Al parecer un extraño fenómeno ocurre en ciertos momentos del año, cuando los rayos del sol inciden de manera extraordinaria en la iglesia. Durante veinte días antes del equinoccio de primavera y treinta días después del equinoccio de otoño, desde la hora de vísperas hasta el ocaso, los dorados rayos solares, que entran por el oeste y salvan una distancia de 450 pasos, atraviesan en línea recta el coro y la iglesia, y llegan hasta el sagrario, convirtiendo la plata en oro. Uno de los párrocos de Belém, gran estudioso de la historia, observó hace tiempo que «el sol parece pedirle a su Creador permiso para ausentarse de tan ilustre cometido unas cuantas horas de la noche, prometiendo volver de nuevo y brillar al amanecer».

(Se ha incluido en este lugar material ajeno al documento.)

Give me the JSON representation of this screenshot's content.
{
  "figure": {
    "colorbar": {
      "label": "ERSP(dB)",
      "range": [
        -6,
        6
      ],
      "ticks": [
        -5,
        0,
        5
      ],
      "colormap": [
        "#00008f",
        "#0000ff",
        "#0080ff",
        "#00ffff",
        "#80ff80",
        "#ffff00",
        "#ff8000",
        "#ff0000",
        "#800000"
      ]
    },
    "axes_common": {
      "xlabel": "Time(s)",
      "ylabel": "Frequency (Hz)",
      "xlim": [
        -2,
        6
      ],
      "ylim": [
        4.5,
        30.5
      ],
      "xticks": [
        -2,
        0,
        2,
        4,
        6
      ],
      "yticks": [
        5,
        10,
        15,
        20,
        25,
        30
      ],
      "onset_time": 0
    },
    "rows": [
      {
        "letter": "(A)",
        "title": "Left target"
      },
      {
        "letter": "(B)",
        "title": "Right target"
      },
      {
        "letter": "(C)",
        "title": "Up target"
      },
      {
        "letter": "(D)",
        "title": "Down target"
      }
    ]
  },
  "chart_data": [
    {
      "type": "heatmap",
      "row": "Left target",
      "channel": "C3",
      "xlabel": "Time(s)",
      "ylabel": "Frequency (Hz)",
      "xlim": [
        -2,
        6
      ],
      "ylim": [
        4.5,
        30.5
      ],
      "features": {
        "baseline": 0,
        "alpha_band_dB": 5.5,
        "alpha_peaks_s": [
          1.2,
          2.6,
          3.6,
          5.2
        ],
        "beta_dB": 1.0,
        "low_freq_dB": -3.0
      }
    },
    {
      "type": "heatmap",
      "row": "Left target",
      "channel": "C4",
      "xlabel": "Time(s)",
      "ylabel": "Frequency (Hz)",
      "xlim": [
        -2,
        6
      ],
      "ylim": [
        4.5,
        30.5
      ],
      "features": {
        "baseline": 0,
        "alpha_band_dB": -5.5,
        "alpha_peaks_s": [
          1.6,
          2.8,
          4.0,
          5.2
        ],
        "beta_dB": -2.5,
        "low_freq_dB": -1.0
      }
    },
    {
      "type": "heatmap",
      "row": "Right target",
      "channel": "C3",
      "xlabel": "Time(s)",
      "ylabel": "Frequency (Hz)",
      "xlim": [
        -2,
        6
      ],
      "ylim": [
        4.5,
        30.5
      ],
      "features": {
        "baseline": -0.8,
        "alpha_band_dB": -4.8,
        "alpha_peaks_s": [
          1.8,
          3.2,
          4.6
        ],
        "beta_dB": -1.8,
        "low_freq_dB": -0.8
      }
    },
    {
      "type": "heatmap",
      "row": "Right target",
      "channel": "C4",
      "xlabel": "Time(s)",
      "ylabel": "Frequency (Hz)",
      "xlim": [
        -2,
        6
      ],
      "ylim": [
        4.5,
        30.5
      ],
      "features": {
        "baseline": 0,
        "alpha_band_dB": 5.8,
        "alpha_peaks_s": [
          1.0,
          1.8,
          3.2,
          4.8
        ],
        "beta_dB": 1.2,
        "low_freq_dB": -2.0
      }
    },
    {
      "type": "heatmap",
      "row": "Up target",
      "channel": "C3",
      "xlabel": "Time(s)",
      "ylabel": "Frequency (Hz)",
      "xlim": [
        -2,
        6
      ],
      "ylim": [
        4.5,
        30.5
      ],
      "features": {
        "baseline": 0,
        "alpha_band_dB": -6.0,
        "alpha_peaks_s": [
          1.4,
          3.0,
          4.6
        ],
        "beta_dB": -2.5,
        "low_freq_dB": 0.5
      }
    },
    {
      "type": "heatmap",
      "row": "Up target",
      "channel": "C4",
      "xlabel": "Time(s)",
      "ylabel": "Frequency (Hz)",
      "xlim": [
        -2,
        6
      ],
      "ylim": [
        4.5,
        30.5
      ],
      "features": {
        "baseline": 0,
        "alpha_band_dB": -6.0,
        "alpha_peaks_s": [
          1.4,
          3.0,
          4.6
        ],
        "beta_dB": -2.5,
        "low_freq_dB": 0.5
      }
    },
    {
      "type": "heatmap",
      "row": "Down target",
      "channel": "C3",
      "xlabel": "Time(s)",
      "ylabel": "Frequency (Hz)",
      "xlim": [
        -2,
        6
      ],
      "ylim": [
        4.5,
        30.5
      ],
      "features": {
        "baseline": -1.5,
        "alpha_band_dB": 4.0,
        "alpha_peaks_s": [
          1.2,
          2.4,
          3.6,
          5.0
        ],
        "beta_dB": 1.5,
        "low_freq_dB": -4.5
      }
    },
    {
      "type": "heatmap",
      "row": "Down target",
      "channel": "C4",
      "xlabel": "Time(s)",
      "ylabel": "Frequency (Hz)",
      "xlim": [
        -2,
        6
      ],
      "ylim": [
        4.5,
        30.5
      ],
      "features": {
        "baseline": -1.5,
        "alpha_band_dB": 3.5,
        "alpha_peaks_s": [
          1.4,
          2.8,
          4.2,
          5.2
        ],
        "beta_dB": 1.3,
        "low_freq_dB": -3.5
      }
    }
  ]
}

Malone les leyó el párrafo y dijo:

—Por lo visto los Guardianes están bien informados.

—Y calculan bien —apuntó Pam—: Han pasado dos semanas desde el equinoccio de otoño.

Malone arrancó la foto del libro y pensó en el resto de la pista:

—«Encuentra el lugar de la dirección sin lugar, donde se encuentra otro lugar». Es lo siguiente. Y más complicado.

—Cotton, seguro que ya has visto la relación.

Así era, y le satisfizo ver que el cerebro de Pam también estaba en funcionamiento.

—«Donde un astro que retrocede halla una rosa, atraviesa una cruz de madera y convierte la plata en oro. Encuentra el lugar». —Ella señaló la imagen del libro—. La puerta del sagrario, Belém, la Natividad. Recuerda lo que leímos esta tarde en Londres. Y ¿qué escribió Haddad? «Los grandes viajes a menudo comienzan con una epifanía».

—Creo que vas a llegar al final —observó Malone.

Entonces se oyó ruido de cristales rotos, a lo lejos.

—Viene del claustro —aseguró McCollum.

Malone fue directo al interruptor y apagó los halógenos. La oscuridad volvió a engullirlos, y sus ojos necesitaron un instante para adaptarse.

Más estrépito.

Malone se deslizó hasta la puerta abierta y determinó la procedencia del sonido: el extremo más alejado del claustro, en diagonal, abajo.

Vio movimiento en la penumbra y divisó a tres hombres que salían de otras puertas de cristal.

Cada uno de ellos con un arma.

Se desplegaron en abanico por la galería inferior.